En 2011 a eu lieu en Inde un recensement d’une envergure exceptionnelle. 2,5 millions de personnes ont été mobilisées pour recueillir les données de plus de 1,2 milliard de personnes.

En ce qui concerne notre sujet, l’enjeu principal a été de savoir s’il fallait demander aux personnes quelle était leur caste. D’un côté, connaître les répartitions démographiques des castes permet de mieux les appréhender. D’un autre, les personnes se retrouvent figées dans une identité dont on essaye de combattre la source.

Les militants contre la question de la caste dans le recensement de 2011 avaient plusieurs arguments. Ils avançaient les difficultés logistiques ou la crainte que les données soient reprises à des fins politiques. Ils expliquaient que cela était difficile de demander la caste des personnes car, à la question « de quelle caste faites-vous partie ? », il y a plusieurs réponses qui varient selon l’interlocuteur et le contexte. D’autre part, demander la caste serait un retour en arrière. Pourquoi demander la caste des personnes alors qu’on essaye de la nier ? Le dernier recensement avec cette question était en 1931 par les colons anglais et depuis, la question n’avait pas été abordée de nouveau.

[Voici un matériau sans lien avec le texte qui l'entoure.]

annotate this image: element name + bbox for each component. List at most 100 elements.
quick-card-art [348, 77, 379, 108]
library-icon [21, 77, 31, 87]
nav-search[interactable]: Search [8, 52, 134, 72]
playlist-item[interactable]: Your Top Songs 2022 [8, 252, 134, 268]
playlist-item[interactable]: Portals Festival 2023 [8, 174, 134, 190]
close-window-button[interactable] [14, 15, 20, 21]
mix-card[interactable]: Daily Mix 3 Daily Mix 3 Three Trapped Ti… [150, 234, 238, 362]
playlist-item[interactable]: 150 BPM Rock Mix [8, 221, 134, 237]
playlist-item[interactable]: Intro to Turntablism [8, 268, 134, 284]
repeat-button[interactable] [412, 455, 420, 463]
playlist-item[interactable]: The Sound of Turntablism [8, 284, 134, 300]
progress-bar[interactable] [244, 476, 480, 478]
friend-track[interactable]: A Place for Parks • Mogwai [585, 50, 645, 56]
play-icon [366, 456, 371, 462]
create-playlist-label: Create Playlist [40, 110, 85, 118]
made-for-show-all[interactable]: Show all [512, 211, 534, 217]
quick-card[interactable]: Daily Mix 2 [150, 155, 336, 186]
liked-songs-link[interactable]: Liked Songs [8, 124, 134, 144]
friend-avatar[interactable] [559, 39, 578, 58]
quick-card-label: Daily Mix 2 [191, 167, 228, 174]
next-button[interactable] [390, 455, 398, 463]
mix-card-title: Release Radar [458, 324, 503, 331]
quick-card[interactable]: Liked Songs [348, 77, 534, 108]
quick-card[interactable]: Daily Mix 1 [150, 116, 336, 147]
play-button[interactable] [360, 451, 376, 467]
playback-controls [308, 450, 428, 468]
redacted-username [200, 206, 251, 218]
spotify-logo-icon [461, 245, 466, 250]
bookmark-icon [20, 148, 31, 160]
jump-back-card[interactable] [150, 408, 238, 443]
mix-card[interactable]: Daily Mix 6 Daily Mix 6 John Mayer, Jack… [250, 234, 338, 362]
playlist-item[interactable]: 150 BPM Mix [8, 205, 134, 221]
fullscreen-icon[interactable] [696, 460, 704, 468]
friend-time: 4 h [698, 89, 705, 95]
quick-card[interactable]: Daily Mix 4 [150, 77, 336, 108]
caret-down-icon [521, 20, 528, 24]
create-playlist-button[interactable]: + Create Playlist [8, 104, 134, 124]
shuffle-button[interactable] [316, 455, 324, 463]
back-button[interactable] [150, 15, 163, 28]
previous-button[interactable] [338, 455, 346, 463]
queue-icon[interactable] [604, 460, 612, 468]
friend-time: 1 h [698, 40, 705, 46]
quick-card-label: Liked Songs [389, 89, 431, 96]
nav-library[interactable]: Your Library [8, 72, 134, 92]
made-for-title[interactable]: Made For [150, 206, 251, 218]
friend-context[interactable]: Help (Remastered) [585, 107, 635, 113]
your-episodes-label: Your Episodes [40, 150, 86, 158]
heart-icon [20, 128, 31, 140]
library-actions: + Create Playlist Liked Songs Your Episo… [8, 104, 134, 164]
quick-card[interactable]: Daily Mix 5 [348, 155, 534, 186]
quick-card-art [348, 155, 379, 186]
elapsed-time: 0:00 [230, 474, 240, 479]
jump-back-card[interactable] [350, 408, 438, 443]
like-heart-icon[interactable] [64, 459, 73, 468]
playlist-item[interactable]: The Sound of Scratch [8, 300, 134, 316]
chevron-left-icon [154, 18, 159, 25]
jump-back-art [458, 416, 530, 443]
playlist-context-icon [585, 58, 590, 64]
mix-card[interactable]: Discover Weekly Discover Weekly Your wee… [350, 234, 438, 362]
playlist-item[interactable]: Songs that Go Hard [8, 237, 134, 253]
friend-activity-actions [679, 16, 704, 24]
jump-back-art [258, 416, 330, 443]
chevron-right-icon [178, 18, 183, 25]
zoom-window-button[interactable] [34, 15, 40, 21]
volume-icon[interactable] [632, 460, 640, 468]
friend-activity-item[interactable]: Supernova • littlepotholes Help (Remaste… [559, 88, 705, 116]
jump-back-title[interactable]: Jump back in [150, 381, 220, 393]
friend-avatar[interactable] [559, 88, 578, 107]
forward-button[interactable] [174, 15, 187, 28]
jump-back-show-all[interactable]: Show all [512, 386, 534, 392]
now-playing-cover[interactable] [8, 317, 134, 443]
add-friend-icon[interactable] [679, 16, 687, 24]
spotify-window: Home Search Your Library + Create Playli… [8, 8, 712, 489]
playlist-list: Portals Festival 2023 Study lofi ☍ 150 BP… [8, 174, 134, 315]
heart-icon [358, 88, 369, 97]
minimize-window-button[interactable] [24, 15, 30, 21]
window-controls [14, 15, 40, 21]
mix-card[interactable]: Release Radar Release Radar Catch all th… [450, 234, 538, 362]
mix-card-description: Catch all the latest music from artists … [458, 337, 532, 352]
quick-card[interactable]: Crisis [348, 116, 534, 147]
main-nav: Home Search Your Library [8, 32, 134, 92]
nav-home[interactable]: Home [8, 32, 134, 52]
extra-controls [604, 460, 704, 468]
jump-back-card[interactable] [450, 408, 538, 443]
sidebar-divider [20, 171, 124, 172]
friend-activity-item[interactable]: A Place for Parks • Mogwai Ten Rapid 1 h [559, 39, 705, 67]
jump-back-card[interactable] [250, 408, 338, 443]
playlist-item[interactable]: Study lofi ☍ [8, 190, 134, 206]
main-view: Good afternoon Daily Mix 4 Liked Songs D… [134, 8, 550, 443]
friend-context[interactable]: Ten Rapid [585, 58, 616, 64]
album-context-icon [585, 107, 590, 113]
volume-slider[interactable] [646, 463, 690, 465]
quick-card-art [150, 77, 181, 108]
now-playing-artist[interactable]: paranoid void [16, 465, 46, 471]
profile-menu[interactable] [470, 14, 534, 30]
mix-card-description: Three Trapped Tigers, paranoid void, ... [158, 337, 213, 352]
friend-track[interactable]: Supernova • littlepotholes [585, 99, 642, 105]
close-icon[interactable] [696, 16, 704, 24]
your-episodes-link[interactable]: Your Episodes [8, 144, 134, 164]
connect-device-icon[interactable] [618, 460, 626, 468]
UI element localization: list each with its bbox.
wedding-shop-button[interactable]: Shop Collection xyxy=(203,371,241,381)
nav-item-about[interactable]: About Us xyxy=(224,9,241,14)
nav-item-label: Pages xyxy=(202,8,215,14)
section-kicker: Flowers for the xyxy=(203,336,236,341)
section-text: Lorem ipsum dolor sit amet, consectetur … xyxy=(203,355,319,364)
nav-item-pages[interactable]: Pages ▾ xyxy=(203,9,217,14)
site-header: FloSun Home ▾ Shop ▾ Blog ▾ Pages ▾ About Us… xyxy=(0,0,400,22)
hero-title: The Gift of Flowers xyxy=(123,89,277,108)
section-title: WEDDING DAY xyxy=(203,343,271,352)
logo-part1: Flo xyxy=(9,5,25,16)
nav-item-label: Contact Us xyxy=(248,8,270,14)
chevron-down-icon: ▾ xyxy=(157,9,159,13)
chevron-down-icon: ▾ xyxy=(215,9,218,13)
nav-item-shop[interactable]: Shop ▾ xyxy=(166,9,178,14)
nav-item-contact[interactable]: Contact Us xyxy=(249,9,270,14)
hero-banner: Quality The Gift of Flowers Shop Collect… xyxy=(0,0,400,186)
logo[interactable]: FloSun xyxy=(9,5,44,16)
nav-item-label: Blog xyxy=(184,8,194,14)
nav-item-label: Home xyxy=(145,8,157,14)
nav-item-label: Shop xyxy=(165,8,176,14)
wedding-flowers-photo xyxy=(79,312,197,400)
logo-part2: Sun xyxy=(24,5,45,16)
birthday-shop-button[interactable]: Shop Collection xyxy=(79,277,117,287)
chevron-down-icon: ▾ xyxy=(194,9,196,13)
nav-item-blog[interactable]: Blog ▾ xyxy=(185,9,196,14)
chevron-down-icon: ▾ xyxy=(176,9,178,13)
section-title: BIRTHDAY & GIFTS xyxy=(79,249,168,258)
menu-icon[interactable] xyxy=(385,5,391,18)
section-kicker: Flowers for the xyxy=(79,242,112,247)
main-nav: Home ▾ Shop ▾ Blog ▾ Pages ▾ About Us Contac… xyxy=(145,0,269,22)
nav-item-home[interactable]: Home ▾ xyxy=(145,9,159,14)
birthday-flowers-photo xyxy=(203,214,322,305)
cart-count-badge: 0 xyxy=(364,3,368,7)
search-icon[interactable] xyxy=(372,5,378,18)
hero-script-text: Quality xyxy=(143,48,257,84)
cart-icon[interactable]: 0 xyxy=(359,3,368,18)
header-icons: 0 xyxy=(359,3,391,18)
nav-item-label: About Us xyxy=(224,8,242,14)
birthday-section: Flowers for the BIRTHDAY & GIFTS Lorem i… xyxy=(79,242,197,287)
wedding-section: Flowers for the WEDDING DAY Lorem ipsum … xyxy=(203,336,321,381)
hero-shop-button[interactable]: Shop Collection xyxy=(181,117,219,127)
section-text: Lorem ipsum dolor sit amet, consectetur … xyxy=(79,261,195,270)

On leur a répondu qu’il fallait arrêter de se voiler la face : les castes existent et cela ne mènerait à rien de faire semblant de ne pas les voir.

Il a finalement été décidé de demander le nom de la caste des personnes.

La personne opérant le recensement est souvent un instituteur ou une personne proche des gens qu’elle interroge, ce qui assure une certaine validité des données dans le cadre local.